An important transformation that takes place is the distance, almost insensitive, you learn to take from the world you lived at work. Having been a civil servant who climbed the ladder from the low rung of an Educator to that of a Director, the itinerary is full of adversaries, rivals. Government institutions offer to you a society of rival factions jockeying for position to earn a promotion. You had friends but they occupied positions or adopted postures of animosity when it concerned their status in the hierarchy. The dichotomy between administrators and technical staff added another cause for the battle of one–up-manship you were bound to lose if you were one of the technical staff.I now see this world with a mockery for the triviality of human desire and greed. The mixture of political allegiance and professional performance that catapult a few to high places become glass-ceilings for those who have followed dogmatically the principle of impersonality and political neutrality everybody learns when he becomes a civil servant. Retirement is a respite to the life of continual rivalry in the world of work. Now it is a feeling of forgiveness of the backstabbers and arrogant tyrants of the civil chair that one feels. In fact this forgiveness is a subtle form of alienation from the world of sham, hate and arrogance. We carry a horde of unnecessary hostilities in a life of active service. The Mauritian society with its multiplicity and lack of mutual openness generates during your active service conflicting bonds and bonds of conflict. You live that with smiles and elegance. But you carry the scars of all the ill-expressed intentions that aim at reducing you to a non-entity.
Retirement is a feeling of benignant generosity that can see the triviality of all that constituted the core of your active life.

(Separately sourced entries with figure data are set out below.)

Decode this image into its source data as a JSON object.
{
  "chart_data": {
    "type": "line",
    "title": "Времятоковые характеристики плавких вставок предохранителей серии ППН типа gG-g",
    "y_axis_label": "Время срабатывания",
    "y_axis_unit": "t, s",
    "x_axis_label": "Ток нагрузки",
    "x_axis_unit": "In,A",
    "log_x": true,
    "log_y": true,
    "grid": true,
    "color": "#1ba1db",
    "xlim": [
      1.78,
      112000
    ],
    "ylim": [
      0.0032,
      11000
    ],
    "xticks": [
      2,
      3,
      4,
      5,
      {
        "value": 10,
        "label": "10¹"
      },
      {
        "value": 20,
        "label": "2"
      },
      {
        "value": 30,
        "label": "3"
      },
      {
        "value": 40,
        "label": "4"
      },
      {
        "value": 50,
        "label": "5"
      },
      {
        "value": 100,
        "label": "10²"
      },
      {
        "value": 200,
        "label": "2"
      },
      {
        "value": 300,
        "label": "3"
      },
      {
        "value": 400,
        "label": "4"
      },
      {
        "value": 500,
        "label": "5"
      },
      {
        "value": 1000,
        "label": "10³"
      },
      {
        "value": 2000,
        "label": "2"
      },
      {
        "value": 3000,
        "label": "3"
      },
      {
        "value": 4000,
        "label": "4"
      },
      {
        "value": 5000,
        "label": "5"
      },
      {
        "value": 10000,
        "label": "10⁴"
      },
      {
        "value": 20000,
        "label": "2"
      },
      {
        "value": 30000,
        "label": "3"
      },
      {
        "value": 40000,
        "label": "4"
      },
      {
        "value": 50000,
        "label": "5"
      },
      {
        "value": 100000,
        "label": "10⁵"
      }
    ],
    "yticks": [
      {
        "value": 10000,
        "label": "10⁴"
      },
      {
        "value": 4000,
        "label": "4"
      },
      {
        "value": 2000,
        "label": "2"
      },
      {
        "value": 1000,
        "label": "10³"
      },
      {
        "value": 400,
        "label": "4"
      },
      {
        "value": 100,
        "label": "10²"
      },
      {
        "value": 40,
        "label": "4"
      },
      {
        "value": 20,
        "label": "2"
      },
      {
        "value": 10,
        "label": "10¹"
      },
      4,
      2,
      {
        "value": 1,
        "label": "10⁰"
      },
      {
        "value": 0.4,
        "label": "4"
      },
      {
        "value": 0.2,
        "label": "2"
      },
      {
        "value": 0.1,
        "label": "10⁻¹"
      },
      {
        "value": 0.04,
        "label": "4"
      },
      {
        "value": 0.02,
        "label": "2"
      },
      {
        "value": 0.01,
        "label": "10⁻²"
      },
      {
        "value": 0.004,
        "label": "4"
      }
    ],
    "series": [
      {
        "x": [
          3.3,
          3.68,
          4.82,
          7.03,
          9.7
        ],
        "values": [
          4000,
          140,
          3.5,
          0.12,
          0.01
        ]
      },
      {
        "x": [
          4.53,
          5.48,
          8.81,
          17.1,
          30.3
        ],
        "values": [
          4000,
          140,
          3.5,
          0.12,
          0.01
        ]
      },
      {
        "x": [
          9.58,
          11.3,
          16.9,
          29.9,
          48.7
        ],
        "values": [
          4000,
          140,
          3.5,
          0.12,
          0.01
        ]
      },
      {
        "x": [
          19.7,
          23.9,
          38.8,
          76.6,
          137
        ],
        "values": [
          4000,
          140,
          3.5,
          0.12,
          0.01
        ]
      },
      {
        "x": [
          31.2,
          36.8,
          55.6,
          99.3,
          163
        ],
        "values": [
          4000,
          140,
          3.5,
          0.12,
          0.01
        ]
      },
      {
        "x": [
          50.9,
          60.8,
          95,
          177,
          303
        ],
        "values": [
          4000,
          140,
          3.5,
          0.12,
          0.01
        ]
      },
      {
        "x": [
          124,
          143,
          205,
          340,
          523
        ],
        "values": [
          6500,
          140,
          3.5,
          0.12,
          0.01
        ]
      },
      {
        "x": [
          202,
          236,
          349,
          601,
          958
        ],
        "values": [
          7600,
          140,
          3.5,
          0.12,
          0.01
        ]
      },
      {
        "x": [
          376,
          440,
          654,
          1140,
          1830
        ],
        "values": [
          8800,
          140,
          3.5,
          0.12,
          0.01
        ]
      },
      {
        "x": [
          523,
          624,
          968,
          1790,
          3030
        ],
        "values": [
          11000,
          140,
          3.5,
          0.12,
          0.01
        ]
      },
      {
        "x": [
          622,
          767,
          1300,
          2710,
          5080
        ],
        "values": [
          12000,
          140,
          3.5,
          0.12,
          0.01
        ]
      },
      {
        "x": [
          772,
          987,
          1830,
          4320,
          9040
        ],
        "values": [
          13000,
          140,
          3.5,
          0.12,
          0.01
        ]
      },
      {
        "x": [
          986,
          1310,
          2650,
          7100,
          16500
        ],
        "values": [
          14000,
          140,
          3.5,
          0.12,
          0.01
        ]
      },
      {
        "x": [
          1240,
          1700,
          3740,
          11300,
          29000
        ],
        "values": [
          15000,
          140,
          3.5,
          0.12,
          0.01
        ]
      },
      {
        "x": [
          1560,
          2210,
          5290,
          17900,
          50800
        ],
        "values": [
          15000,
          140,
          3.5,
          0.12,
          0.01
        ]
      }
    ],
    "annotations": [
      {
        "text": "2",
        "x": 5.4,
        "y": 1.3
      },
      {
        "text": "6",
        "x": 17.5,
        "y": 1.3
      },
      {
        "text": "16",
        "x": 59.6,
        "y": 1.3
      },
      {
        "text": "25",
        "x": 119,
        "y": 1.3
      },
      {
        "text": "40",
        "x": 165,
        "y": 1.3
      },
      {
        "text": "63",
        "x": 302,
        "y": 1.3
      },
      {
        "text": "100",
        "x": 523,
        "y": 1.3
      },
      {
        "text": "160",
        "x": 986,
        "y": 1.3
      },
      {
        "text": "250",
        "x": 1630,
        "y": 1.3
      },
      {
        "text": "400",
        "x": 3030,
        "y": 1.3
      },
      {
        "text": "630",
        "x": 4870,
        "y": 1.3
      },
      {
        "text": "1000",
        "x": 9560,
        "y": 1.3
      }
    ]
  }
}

Mr Parsuramen, Chairman of Global Rainbow Foundation, talks of the need to give back to society what it has given to you. I am afraid this ‘give back’ is being motivated by an active-life equation. We are still in the volatile world of give and take. Retirement should be a gift to enrich yourself in terms of soul power in order to understand the essence of life. This force makes of you a giver, a compulsive giver. All those who have tight fists in retirement are still victims of an active life. Retirement is a higher form of action as long as one really retires, and enters the ashram without feeling that one’s previous life is incomplete. A complete ashram leads you to another ashram.
Can you just be a witness without feeling the anguish of joy or sorrow, gain or loss? You can ultimately only stand by the other and be of physical assistance. The sanyasi has reached a level of spiritual ascent that makes him a witness of reality ,and his own witness.
There is more cruelty in the mind of man than what seems to concern us. Debates about the secular status of Mauritius are ultimately an armchair exercise when we find the number of people who live in the horrifying dens of superstition in a country that claims to be modern. I can see a lot of trivialities that are given proportions of national importance with a smirk? Do they matter? Are we not mistaking the tree for the forest? This distance is a depersonalized vision of reality in a twilight vision where opposites have the same value. Retirement has the capacity to show the fact far from emotions.
Retirement is a new lease of life. It is not the end of life. A whole life of active se4rvice will need to be lived fully and to the hilt before sanyasa has any meaning.